Dans l'accompagnement des coureurs, une question revient systématiquement : comment déterminer de manière fiable les seuils physiologiques afin de structurer les zones d'entraînement ?
On aimerait avoir pour chaque coureur qu'on accompagne la valeur de SEUIL 1, SEUIL 2 et VO2max.
Plusieurs méthodes existent, chacune avec ses avantages, ses limites et ses contextes d'utilisation. Parmi les plus répandues, on retrouve le profilage lactate, l'analyse des échanges gazeux et les tests de vitesse critique.
1. Analyse des échanges gazeux
L'analyse des échanges gazeux constitue une approche de référence. Elle repose sur un test incrémental sur tapis, mais avec une mesure en continu des variables respiratoires : consommation d'oxygène (VO2), production de dioxyde de carbone (VCO2) et ventilation. Les seuils ventilatoires sont identifiés grâce à des changements dans les relations entre ces variables.
Le SEUIL 1 est généralement repéré par une augmentation du débit respiratoire liée à l'élévation du CO2, accompagnée d'une cassure dans la courbe VE/VO2.
Le SEUIL 2 correspond à une nouvelle augmentation du débit ventilatoire, avec des modifications visibles sur VE/VO2 et VE/VCO2.
L'un des grands avantages de cette méthode est qu'elle permet d'obtenir un profil physiologique complet, incluant la VO2max.
Cependant, cette approche présente aussi des limites. Les protocoles peuvent varier d'un laboratoire à l'autre, ce qui peut influencer les résultats, avec un risque de surestimation des seuils. De plus, le coût et l'accessibilité du matériel restent des freins pour une utilisation large sur le terrain.

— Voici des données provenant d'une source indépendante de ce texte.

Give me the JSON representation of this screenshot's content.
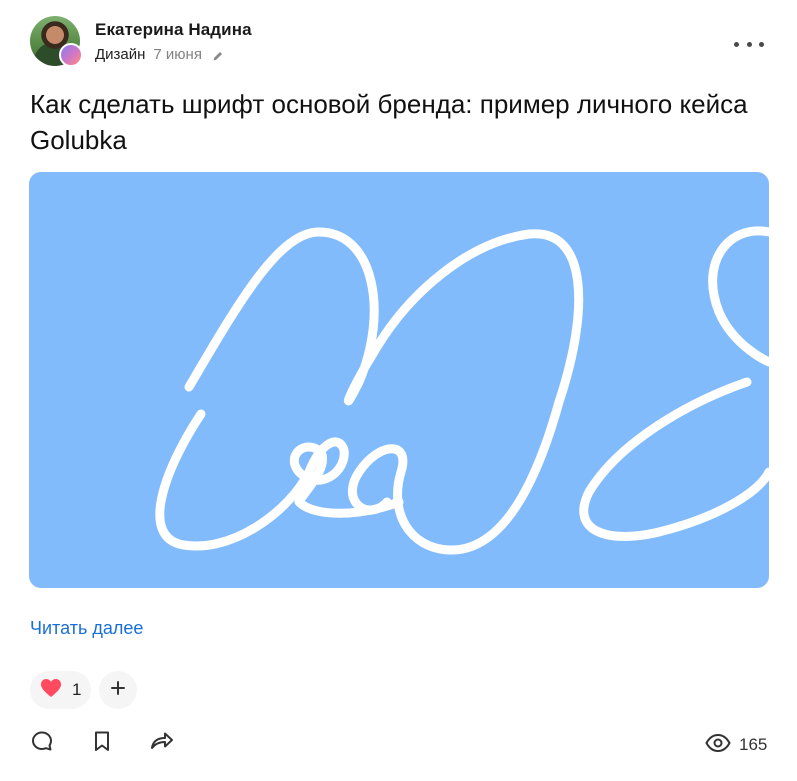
{
  "author": {
    "name": "Екатерина Надина"
  },
  "meta": {
    "category": "Дизайн",
    "date": "7 июня"
  },
  "post": {
    "title": "Как сделать шрифт основой бренда: пример личного кейса Golubka",
    "read_more": "Читать далее"
  },
  "reactions": {
    "like_count": "1"
  },
  "stats": {
    "views": "165"
  },
  "colors": {
    "cover_bg": "#82bbfb",
    "link": "#1a6ed8",
    "heart": "#ff4a5f"
  },
  "icons": {
    "more": "more-horizontal-icon",
    "edit": "pencil-icon",
    "heart": "heart-icon",
    "add_reaction": "plus-icon",
    "comment": "comment-icon",
    "bookmark": "bookmark-icon",
    "share": "share-icon",
    "views": "eye-icon"
  }
}
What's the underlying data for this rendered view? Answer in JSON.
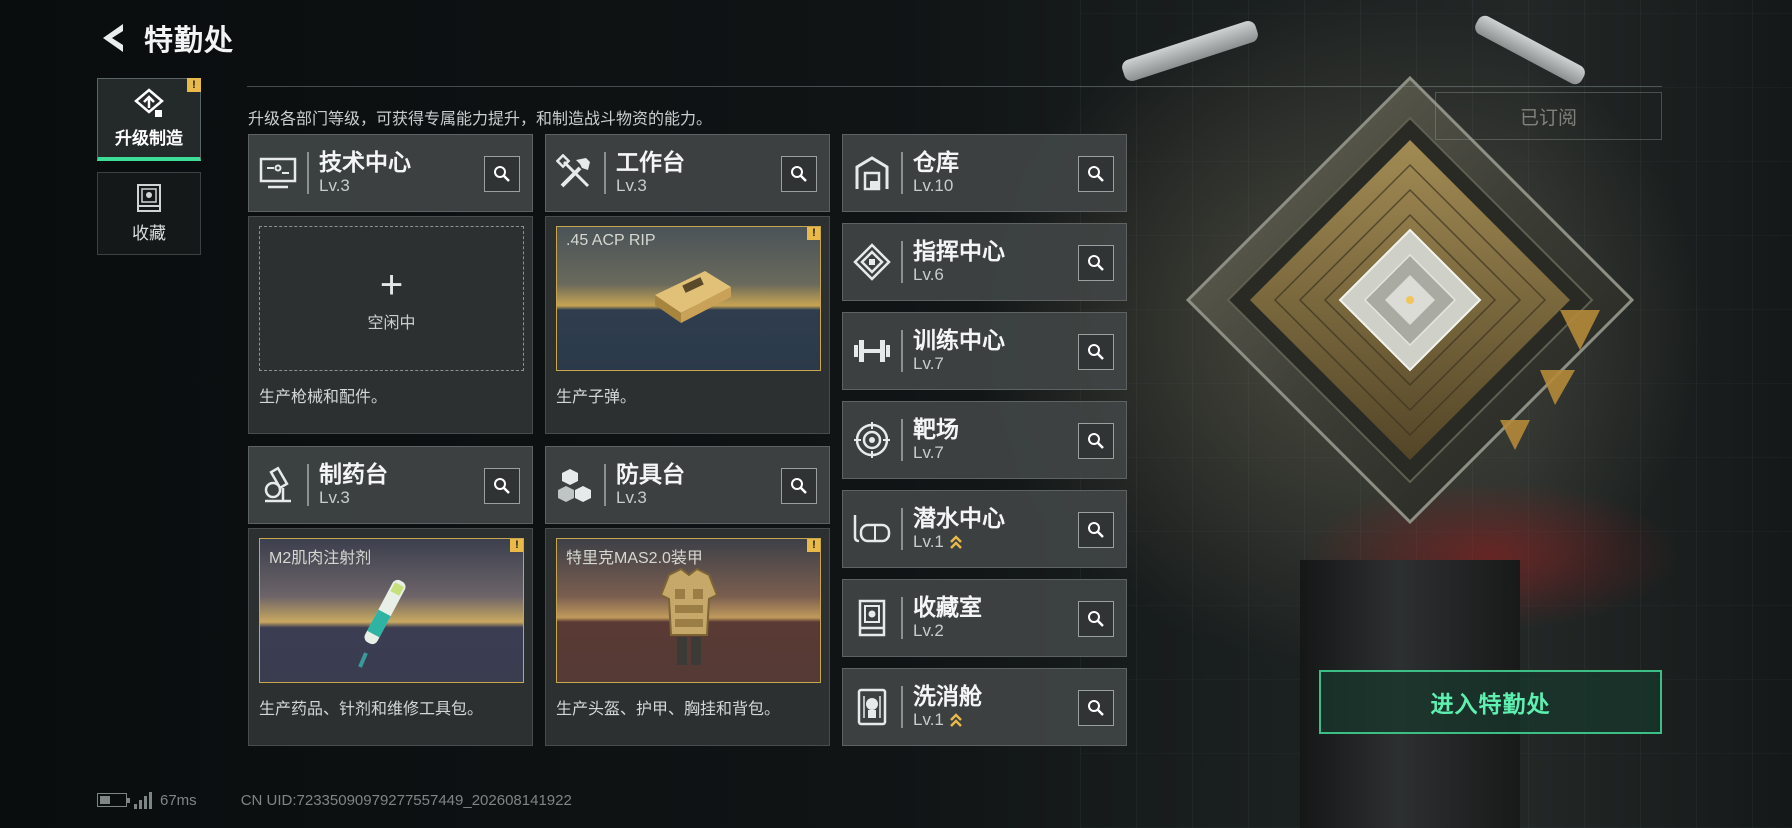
{
  "header": {
    "title": "特勤处"
  },
  "sidebar": {
    "tabs": [
      {
        "label": "升级制造",
        "active": true,
        "has_alert": true,
        "alert_glyph": "!"
      },
      {
        "label": "收藏",
        "active": false
      }
    ]
  },
  "description": "升级各部门等级，可获得专属能力提升，和制造战斗物资的能力。",
  "subscribed_label": "已订阅",
  "stations": [
    {
      "name": "技术中心",
      "level": "Lv.3",
      "icon": "monitor-icon",
      "slot": {
        "state": "idle",
        "plus": "+",
        "label": "空闲中"
      },
      "desc": "生产枪械和配件。"
    },
    {
      "name": "工作台",
      "level": "Lv.3",
      "icon": "tools-icon",
      "slot": {
        "state": "item",
        "item_name": ".45 ACP RIP",
        "alert": "!"
      },
      "desc": "生产子弹。"
    },
    {
      "name": "制药台",
      "level": "Lv.3",
      "icon": "microscope-icon",
      "slot": {
        "state": "item",
        "item_name": "M2肌肉注射剂",
        "alert": "!"
      },
      "desc": "生产药品、针剂和维修工具包。"
    },
    {
      "name": "防具台",
      "level": "Lv.3",
      "icon": "cubes-icon",
      "slot": {
        "state": "item",
        "item_name": "特里克MAS2.0装甲",
        "alert": "!"
      },
      "desc": "生产头盔、护甲、胸挂和背包。"
    }
  ],
  "facilities": [
    {
      "name": "仓库",
      "level": "Lv.10",
      "icon": "storage-icon",
      "upgradable": false
    },
    {
      "name": "指挥中心",
      "level": "Lv.6",
      "icon": "command-icon",
      "upgradable": false
    },
    {
      "name": "训练中心",
      "level": "Lv.7",
      "icon": "dumbbell-icon",
      "upgradable": false
    },
    {
      "name": "靶场",
      "level": "Lv.7",
      "icon": "target-icon",
      "upgradable": false
    },
    {
      "name": "潜水中心",
      "level": "Lv.1",
      "icon": "diving-mask-icon",
      "upgradable": true
    },
    {
      "name": "收藏室",
      "level": "Lv.2",
      "icon": "display-case-icon",
      "upgradable": false
    },
    {
      "name": "洗消舱",
      "level": "Lv.1",
      "icon": "decontamination-icon",
      "upgradable": true
    }
  ],
  "enter_button": "进入特勤处",
  "footer": {
    "ping": "67ms",
    "uid": "CN UID:72335090979277557449_202608141922",
    "battery_fraction": 0.4
  },
  "colors": {
    "accent": "#3ddc97",
    "alert": "#e9b94a",
    "item_border": "#c9a64e"
  }
}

> Pour aller plus loin sur la VO2max et son utilisation à l'entraînement, lis notre article [Comprendre la VO2max](/blog/comprendre-vo2max).
2. Profilage au lactate
Le profilage lactate repose sur un test incrémental, généralement réalisé sur tapis, avec des paliers suffisamment longs (au moins 3 minutes) pour atteindre un état stable. À la fin de chaque palier, une mesure du lactate sanguin est effectuée, le plus souvent au doigt ou au lobe de l'oreille. L'analyse de la courbe permet ensuite d'identifier les seuils lactiques 1 et 2, à partir des ruptures de pente.

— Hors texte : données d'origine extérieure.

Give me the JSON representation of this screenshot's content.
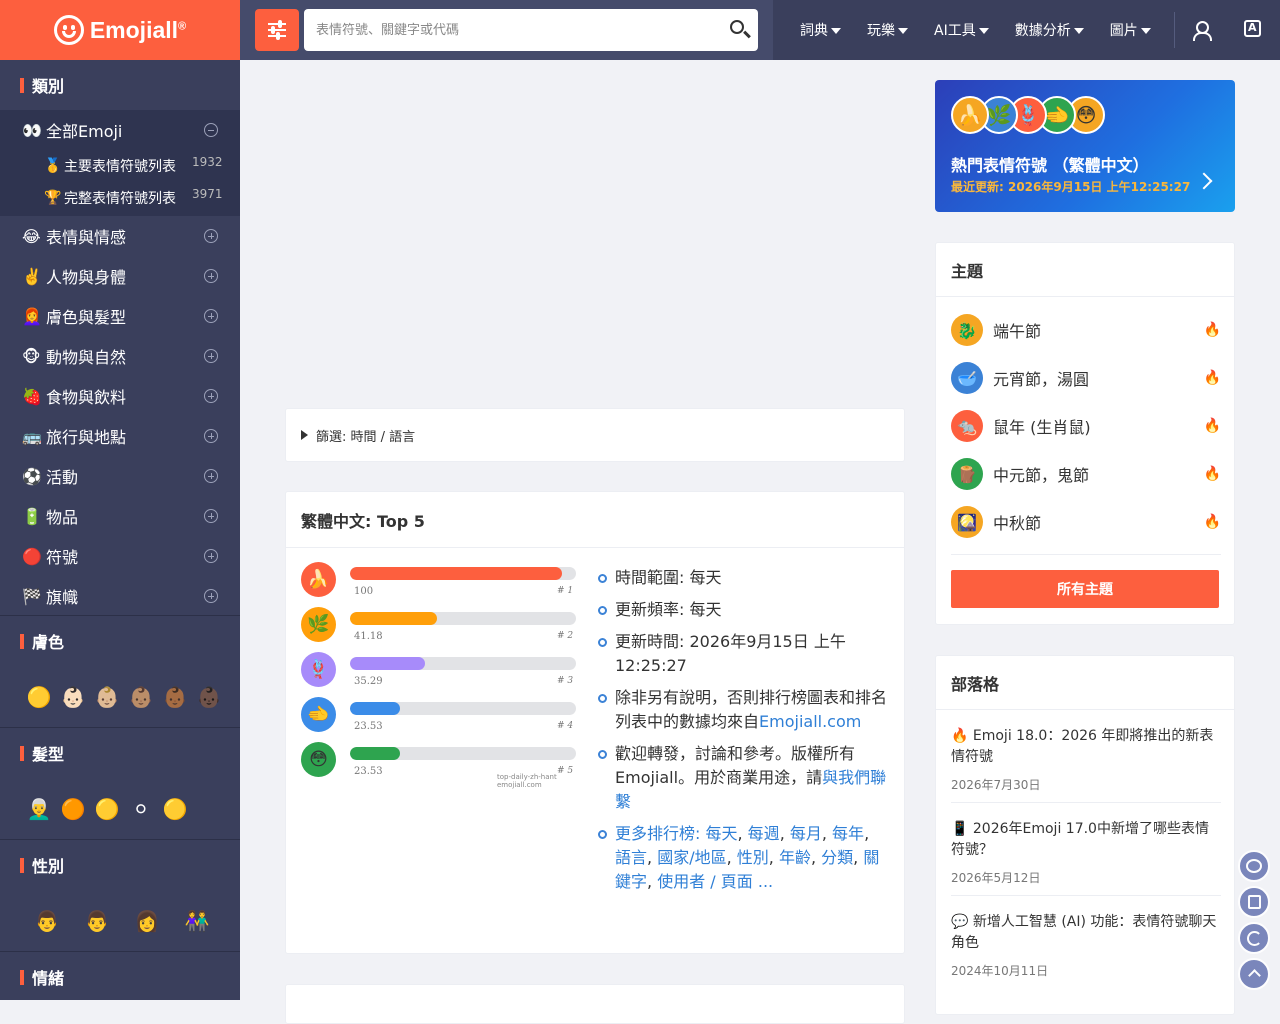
{
  "header": {
    "logo_text": "Emojiall",
    "logo_reg": "®",
    "search_placeholder": "表情符號、關鍵字或代碼",
    "nav": [
      "詞典",
      "玩樂",
      "AI工具",
      "數據分析",
      "圖片"
    ]
  },
  "sidebar": {
    "categories_title": "類別",
    "all": {
      "icon": "👀",
      "label": "全部Emoji"
    },
    "subs": [
      {
        "icon": "🥇",
        "label": "主要表情符號列表",
        "count": "1932"
      },
      {
        "icon": "🏆",
        "label": "完整表情符號列表",
        "count": "3971"
      }
    ],
    "categories": [
      {
        "icon": "😂",
        "label": "表情與情感"
      },
      {
        "icon": "✌️",
        "label": "人物與身體"
      },
      {
        "icon": "👩‍🦰",
        "label": "膚色與髮型"
      },
      {
        "icon": "🐵",
        "label": "動物與自然"
      },
      {
        "icon": "🍓",
        "label": "食物與飲料"
      },
      {
        "icon": "🚌",
        "label": "旅行與地點"
      },
      {
        "icon": "⚽",
        "label": "活動"
      },
      {
        "icon": "🔋",
        "label": "物品"
      },
      {
        "icon": "🔴",
        "label": "符號"
      },
      {
        "icon": "🏁",
        "label": "旗幟"
      }
    ],
    "skin_title": "膚色",
    "skin": [
      "🟡",
      "👶🏻",
      "👶🏼",
      "👶🏽",
      "👶🏾",
      "👶🏿"
    ],
    "hair_title": "髮型",
    "hair": [
      "👨‍🦳",
      "🟠",
      "🟡",
      "⚪",
      "🟡"
    ],
    "gender_title": "性別",
    "gender": [
      "👨",
      "👨",
      "👩",
      "👫"
    ],
    "mood_title": "情緒"
  },
  "main": {
    "filter_label": "篩選: 時間 / 語言",
    "top_title": "繁體中文: Top 5",
    "watermark": "top-daily-zh-hant emojiall.com",
    "info": {
      "range": "時間範圍: 每天",
      "freq": "更新頻率: 每天",
      "updated": "更新時間: 2026年9月15日 上午12:25:27",
      "source_text": "除非另有說明，否則排行榜圖表和排名列表中的數據均來自",
      "source_link": "Emojiall.com",
      "welcome_text": "歡迎轉發，討論和參考。版權所有Emojiall。用於商業用途，請",
      "contact_link": "與我們聯繫",
      "more_label": "更多排行榜: ",
      "more_links": [
        "每天",
        "每週",
        "每月",
        "每年",
        "語言",
        "國家/地區",
        "性別",
        "年齡",
        "分類",
        "關鍵字",
        "使用者 / 頁面"
      ],
      "more_tail": " ..."
    }
  },
  "chart_data": {
    "type": "bar",
    "categories": [
      "🍌",
      "🌿",
      "🪢",
      "🫲",
      "😳"
    ],
    "values": [
      100,
      41.18,
      35.29,
      23.53,
      23.53
    ],
    "value_labels": [
      "100",
      "41.18",
      "35.29",
      "23.53",
      "23.53"
    ],
    "ranks": [
      "# 1",
      "# 2",
      "# 3",
      "# 4",
      "# 5"
    ],
    "colors": [
      "#fd5f3e",
      "#ff9f0a",
      "#a78bfa",
      "#3b8ce8",
      "#2ea44f"
    ],
    "ylim": [
      0,
      100
    ]
  },
  "right": {
    "banner_title": "熱門表情符號 （繁體中文）",
    "banner_update": "最近更新: 2026年9月15日 上午12:25:27",
    "banner_emojis": [
      "🍌",
      "🌿",
      "🪢",
      "🫲",
      "😳"
    ],
    "topics_title": "主題",
    "topics": [
      {
        "icon": "🐉",
        "label": "端午節",
        "color": "#f5a623"
      },
      {
        "icon": "🥣",
        "label": "元宵節，湯圓",
        "color": "#3b82d6"
      },
      {
        "icon": "🐀",
        "label": "鼠年 (生肖鼠)",
        "color": "#fd5f3e"
      },
      {
        "icon": "🪵",
        "label": "中元節，鬼節",
        "color": "#2ea44f"
      },
      {
        "icon": "🎑",
        "label": "中秋節",
        "color": "#f5a623"
      }
    ],
    "topic_badge": "🔥",
    "all_topics": "所有主題",
    "blog_title": "部落格",
    "posts": [
      {
        "title": "🔥 Emoji 18.0：2026 年即將推出的新表情符號",
        "date": "2026年7月30日"
      },
      {
        "title": "📱 2026年Emoji 17.0中新增了哪些表情符號？",
        "date": "2026年5月12日"
      },
      {
        "title": "💬 新增人工智慧 (AI) 功能：表情符號聊天角色",
        "date": "2024年10月11日"
      }
    ]
  }
}
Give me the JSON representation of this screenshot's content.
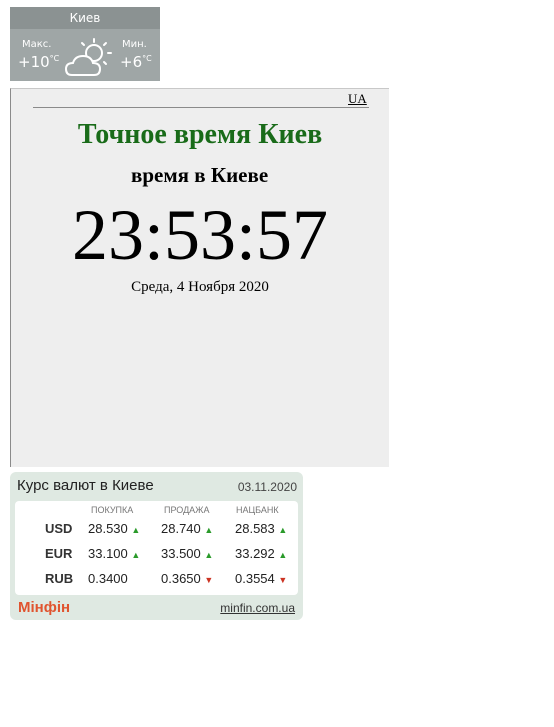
{
  "weather": {
    "city": "Киев",
    "max_label": "Макс.",
    "max_value": "+10",
    "min_label": "Мин.",
    "min_value": "+6",
    "unit": "°C",
    "icon": "sun-cloud-icon"
  },
  "clock": {
    "lang_link": "UA",
    "title": "Точное время Киев",
    "subtitle": "время в Киеве",
    "time": "23:53:57",
    "date": "Среда, 4 Ноября 2020"
  },
  "fx": {
    "title": "Курс валют в Киеве",
    "date": "03.11.2020",
    "columns": [
      "ПОКУПКА",
      "ПРОДАЖА",
      "НАЦБАНК"
    ],
    "rows": [
      {
        "currency": "USD",
        "buy": "28.530",
        "sell": "28.740",
        "nbu": "28.583"
      },
      {
        "currency": "EUR",
        "buy": "33.100",
        "sell": "33.500",
        "nbu": "33.292"
      },
      {
        "currency": "RUB",
        "buy": "0.3400",
        "sell": "0.3650",
        "nbu": "0.3554"
      }
    ],
    "brand": "Мінфін",
    "site": "minfin.com.ua",
    "colors": {
      "up": "#2a9a2a",
      "down": "#cc3322",
      "brand": "#e0542f"
    }
  }
}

Cette méthode est souvent considérée comme un "gold standard" pour l'identification des seuils lactiques. Elle permet de définir précisément les domaines d'intensité (modéré, élevé, sévère), ce qui en fait un outil particulièrement pertinent pour individualiser l'entraînement. En revanche, elle ne fournit pas de mesure directe de la VO2max, nécessite du matériel spécifique et coûteux, et reste dépendante de l'interprétation du testeur, ce qui peut introduire une variabilité.

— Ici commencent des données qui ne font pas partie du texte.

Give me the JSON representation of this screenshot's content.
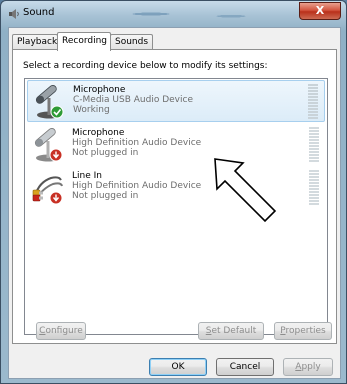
{
  "window": {
    "title": "Sound",
    "close_glyph": "X"
  },
  "tabs": [
    {
      "label": "Playback",
      "active": false
    },
    {
      "label": "Recording",
      "active": true
    },
    {
      "label": "Sounds",
      "active": false
    }
  ],
  "instructions": "Select a recording device below to modify its settings:",
  "devices": [
    {
      "name": "Microphone",
      "description": "C-Media USB Audio Device",
      "status": "Working",
      "icon": "microphone-icon",
      "badge": "green-check-badge-icon",
      "selected": true
    },
    {
      "name": "Microphone",
      "description": "High Definition Audio Device",
      "status": "Not plugged in",
      "icon": "microphone-icon",
      "badge": "red-down-arrow-badge-icon",
      "selected": false
    },
    {
      "name": "Line In",
      "description": "High Definition Audio Device",
      "status": "Not plugged in",
      "icon": "line-in-cable-icon",
      "badge": "red-down-arrow-badge-icon",
      "selected": false
    }
  ],
  "buttons": {
    "configure": {
      "pre": "",
      "accel": "C",
      "post": "onfigure"
    },
    "set_default": {
      "pre": "",
      "accel": "S",
      "post": "et Default"
    },
    "properties": {
      "pre": "",
      "accel": "P",
      "post": "roperties"
    },
    "ok": "OK",
    "cancel": "Cancel",
    "apply": {
      "pre": "",
      "accel": "A",
      "post": "pply"
    }
  },
  "colors": {
    "selection_border": "#a7cfee",
    "status_text": "#6d6d6d",
    "close_button": "#c9452f"
  }
}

> Note : les seuils lactiques et ventilatoires sont plutôt bien corrélés selon Cerezuela-Espejo et al., *The Relationship Between Lactate and Ventilatory Thresholds in Runners: Validity and Reliability of Exercise Test Performance Parameters*.
Pour un focus complet sur ce test, ses limites et le protocole que nous utilisons : [Comprendre le profilage au lactate](/blog/profilage-lactate).
3. Test de vitesse critique
Enfin, le test de vitesse critique offre une alternative simple et accessible.
Réalisé sur piste, il consiste généralement en deux efforts maximaux, par exemple sur 3 minutes et 12 minutes.
À partir des performances obtenues, on peut calculer une vitesse critique, souvent associée au second seuil physiologique. Tu as accès à notre calculateur de vitesse critique directement sur notre site.
Ce type de test présente des avantages évidents : il est facile à mettre en place, ne nécessite aucun matériel spécifique et se déroule directement dans l'environnement d'entraînement du coureur.
En revanche, il ne permet pas d'identifier précisément le premier seuil, qui est souvent estimé de manière approximative (autour de 80 à 84 % de la vitesse critique), ni d'accéder à des données comme la VO2max.
> Pour creuser le sujet : [Comprendre la vitesse critique](/blog/vitesse-critique) et [Le spectre d'intensité](/blog/spectre-intensite).
Conclusion
Au final, aucune méthode ne s'impose comme universellement supérieure.
Le choix dépend du contexte, des moyens disponibles et des objectifs du suivi.
Dans une pratique de terrain et selon nous pour la majorité des coureurs, la vitesse critique peut suffire à structurer efficacement l'entraînement.
En revanche, pour un suivi plus fin ou une approche clinique, les tests en laboratoire conservent un intérêt majeur, sachant que les résultats restent fortement soumis au protocole d'évaluation mis en place.
Une approche pragmatique, combinant accessibilité, fiabilité et reproductibilité, permettra d'optimiser la prescription d'entraînement tout en gardant l'essentiel en tête : la progression durable du coureur, sans blessure.